Récemment encore, lorsqu'on arrivait à Lviv par le train rapide venant de Kiev, l'hymne national ukrainien retentissait sur le quai de la gare, diffusé puissamment par des haut-parleurs. On ne sait si, le 7 mars, une telle fanfare cuivrée a accueilli cette famille de Tatars fuyant la Crimée pour cause de poutinisation de la péninsule ? Ni si, juste après la photo, ils se précipitèrent pour se réchauffer au buffet de la gare de Lviv, mittel- europa notoire (les noms polonais et autrichien de Lviv - Lwów et Lemberg - y apparaissent encore sur un antique panneau d'affichage), où mieux vaut préciser au serveur quand on commande «une vodka, une !» qu'on ne désire pas une grande bouteille mais un petit verre.
Que fait-il là ce club des cinq qui justifie qu'un photographe fixe leur présence ? Ils sont les «touristes» d'une plaie ancestrale : l'émigration contrainte, la fuite. En l'espèce, l'abandon de leur Crimée natale, où l'odeur des Tatars, depuis presque toujours, a l'heur d'indisposer les narines de la sainte Russie.
Le contentieux est vaste, ancien et ambigu.
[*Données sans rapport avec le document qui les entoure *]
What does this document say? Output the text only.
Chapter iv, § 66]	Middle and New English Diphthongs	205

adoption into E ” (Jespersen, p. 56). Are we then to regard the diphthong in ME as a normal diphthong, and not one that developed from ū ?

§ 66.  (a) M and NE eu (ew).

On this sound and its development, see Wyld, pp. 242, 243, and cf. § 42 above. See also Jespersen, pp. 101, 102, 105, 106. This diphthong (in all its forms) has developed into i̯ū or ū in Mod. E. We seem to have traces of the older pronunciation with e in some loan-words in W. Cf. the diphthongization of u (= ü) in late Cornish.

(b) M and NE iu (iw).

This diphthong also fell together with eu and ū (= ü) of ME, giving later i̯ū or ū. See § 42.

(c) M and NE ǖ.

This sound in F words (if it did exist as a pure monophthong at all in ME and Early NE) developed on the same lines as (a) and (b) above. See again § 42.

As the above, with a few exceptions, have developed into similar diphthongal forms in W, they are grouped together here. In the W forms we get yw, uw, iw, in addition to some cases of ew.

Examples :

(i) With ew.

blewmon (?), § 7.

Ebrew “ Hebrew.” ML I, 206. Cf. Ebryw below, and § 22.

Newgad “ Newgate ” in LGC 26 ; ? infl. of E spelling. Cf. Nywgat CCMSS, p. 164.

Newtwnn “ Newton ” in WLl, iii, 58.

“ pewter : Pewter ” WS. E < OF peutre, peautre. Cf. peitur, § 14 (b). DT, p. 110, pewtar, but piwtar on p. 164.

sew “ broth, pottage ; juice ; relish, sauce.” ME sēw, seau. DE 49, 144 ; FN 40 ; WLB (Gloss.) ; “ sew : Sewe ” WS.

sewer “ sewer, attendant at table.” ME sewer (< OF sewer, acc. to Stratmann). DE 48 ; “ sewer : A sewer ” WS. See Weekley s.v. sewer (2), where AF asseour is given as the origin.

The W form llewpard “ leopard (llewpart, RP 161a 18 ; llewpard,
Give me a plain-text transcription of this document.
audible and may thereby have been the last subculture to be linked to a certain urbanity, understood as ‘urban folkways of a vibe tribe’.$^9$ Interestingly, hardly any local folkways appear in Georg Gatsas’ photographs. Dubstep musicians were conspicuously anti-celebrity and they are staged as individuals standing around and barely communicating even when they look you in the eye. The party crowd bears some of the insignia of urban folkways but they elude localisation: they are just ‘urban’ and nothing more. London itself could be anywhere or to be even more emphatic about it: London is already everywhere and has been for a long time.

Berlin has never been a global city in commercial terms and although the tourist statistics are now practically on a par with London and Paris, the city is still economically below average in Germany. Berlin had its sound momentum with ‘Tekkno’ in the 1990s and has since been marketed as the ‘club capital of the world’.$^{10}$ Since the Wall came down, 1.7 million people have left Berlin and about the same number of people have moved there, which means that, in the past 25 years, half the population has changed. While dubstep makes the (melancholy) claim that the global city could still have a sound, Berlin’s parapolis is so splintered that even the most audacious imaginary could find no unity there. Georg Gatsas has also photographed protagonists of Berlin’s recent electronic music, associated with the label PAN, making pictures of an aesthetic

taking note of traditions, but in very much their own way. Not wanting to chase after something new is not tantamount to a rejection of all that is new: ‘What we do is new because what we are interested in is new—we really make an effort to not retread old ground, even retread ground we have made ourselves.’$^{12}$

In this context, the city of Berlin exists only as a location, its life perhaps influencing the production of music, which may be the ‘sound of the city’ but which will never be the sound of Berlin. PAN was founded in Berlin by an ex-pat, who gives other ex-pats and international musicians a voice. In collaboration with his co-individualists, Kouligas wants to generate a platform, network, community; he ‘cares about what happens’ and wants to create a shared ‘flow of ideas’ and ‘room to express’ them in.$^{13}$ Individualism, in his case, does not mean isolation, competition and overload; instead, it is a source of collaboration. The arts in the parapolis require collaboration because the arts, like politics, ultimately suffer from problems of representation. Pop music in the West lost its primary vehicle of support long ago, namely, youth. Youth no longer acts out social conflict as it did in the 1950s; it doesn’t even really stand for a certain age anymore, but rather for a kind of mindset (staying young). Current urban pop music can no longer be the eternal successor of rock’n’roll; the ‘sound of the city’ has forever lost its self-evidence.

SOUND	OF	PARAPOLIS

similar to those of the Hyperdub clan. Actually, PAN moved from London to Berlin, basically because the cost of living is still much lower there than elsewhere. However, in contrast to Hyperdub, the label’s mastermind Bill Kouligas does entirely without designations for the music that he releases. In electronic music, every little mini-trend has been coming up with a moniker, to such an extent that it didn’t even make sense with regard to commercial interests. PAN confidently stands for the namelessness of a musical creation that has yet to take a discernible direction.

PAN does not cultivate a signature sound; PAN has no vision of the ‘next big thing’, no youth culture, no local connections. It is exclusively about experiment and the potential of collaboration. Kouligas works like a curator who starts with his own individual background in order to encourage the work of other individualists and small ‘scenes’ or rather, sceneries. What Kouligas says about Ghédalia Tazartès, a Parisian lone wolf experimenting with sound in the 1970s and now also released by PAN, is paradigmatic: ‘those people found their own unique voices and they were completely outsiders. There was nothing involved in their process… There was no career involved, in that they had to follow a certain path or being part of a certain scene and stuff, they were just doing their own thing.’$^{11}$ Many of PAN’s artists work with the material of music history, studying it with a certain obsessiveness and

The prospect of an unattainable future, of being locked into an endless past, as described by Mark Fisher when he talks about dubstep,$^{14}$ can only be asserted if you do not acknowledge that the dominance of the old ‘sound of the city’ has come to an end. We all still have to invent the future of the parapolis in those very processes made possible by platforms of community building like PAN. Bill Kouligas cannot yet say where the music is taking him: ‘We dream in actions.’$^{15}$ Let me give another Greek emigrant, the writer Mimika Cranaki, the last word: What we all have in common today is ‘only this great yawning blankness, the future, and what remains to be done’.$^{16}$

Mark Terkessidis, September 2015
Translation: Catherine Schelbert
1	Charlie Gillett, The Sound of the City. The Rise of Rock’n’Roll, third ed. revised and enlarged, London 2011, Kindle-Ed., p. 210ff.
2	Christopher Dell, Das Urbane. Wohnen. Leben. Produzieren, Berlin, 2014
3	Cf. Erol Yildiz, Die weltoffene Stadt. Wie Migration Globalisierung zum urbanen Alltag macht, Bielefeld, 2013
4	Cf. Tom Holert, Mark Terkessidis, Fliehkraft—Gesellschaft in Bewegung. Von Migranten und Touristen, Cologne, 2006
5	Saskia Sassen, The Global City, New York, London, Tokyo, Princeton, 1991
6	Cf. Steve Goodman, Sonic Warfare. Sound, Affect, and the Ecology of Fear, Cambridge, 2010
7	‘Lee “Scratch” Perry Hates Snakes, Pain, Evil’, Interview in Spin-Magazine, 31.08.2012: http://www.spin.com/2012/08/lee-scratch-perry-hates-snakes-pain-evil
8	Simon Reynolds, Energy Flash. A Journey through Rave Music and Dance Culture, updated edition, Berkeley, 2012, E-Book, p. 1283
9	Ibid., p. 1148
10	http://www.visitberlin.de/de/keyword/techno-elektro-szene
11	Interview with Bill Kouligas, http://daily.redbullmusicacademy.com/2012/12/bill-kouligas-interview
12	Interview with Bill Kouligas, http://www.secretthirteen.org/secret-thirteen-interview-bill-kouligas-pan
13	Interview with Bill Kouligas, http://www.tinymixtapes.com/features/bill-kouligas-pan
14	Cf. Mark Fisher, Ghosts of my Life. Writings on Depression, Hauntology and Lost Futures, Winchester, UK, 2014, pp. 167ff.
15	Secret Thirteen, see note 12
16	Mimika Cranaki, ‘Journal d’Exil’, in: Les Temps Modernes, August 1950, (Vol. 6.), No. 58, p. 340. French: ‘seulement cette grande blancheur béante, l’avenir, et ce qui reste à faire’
Tour à tour conquérants et vassaux, les Tatars, d'origine turque (entre autres), furent souvent esclavagistes des populations d'Europe centrale au profit de l'empire ottoman puis, au XXe siècle, victimes de déportations staliniennes pour cause de collaboration, très exagérée par la propagande soviétique, avec les occupants nazis de l'Ukraine.